J'ajoute qu'en dehors même de l'avis du CCNE, il faut être attentif au domaine de la lutte contre le vieillissement. On connaît de mieux en mieux les mécanismes moléculaires et cellulaires du vieillissement. Dans le sang circulent des facteurs de croissance, comme le GDF11 qui, chez le rongeur, est un sérum de jouvence capable de rajeunir de nombreux viscères comme le cerveau mais aussi le coeur. D'où l'idée de transfuser directement ces médicaments, qui n'existent pas encore mais qui existeront bientôt, ou de faire des transfusions de sang de sujets jeunes. L'injection de sang de souris jeunes chez des souris vieillissantes a conduit à une amélioration de leurs capacités globales et cognitives. Une étude sur l'homme a déjà été publiée aux États-Unis. Alors qu'il n'existe aucune étude chez les modèles Alzheimer de souris avec des transfusions de sang jeune, des patients atteints d'un début de maladie d'Alzheimer ont reçu du plasma de donneurs jeunes de plus de 18 ans, mais cela n'a eu aucun effet. Comment accepter de telles études sans bases précliniques solides ? Le cadre strict de la recherche en France devrait l'éviter, mais il faut faire preuve de vigilance. Nous avons tous entendu parler de cliniques suisses qui proposent des injections de cellules souches, parfois avec quelques effets indésirables. Compte tenu de l'amélioration de notre connaissance des mécanismes du vieillissement, cela devient envisageable.

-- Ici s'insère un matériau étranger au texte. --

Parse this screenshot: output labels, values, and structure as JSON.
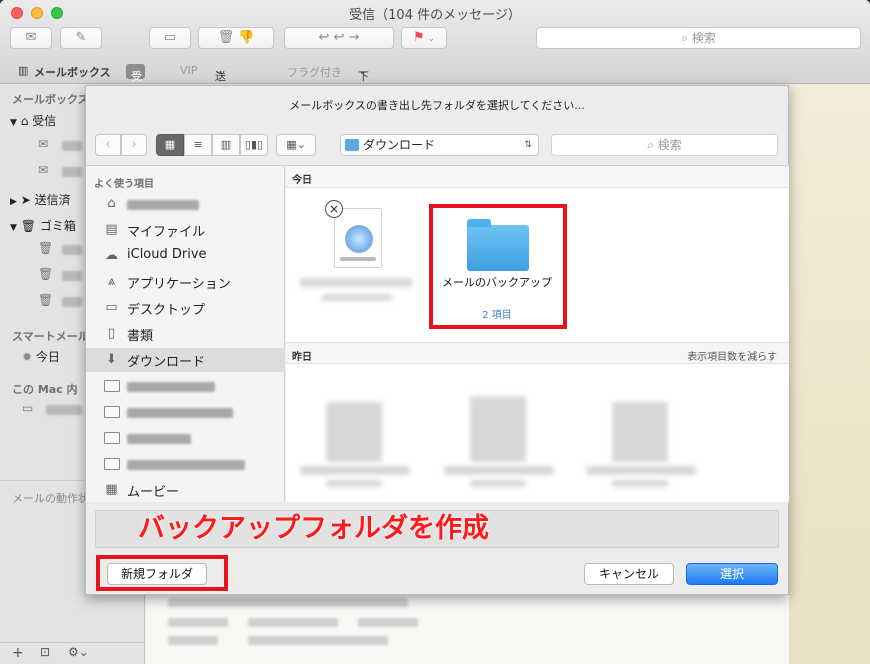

Mon dernier point concerne les progrès fulgurants de l'intelligence artificielle, qui ne figurent pas dans le rapport sur les neurosciences. Il faut mieux préparer les professionnels de santé à vivre avec des machines « super-intelligentes ». C'est le rôle des universités. Je suis à la retraite, mais quand j'étais chef de service, j'enseignais à mes étudiants que le rôle du médecin est d'abord d'écouter le patient, de transcrire ce qu'il dit en termes médicaux puis de consulter les bases de données pour déterminer le meilleur traitement et les examens à faire. Pour la biologie et l'imagerie, nous savons très bien que l'intelligence artificielle réalise de bien meilleures lectures que l'homme. Le médecin intervient pour conseiller la thérapeutique – lui seul sait que tel malade ne peut pas prendre tel médicament – et lui traduire les données des machines « intelligentes ». Nous avons chacun un corps, la machine n'en a pas. Il faudra mettre l'accent sur ce qui est typiquement humain, c'est-à-dire l'empathie, l'altérité, la compassion. Il faudra former plus fortement les médecins à cela tout en maintenant la formation actuelle, car ils resteront responsables de la mise en oeuvre de ce que la machine leur proposera.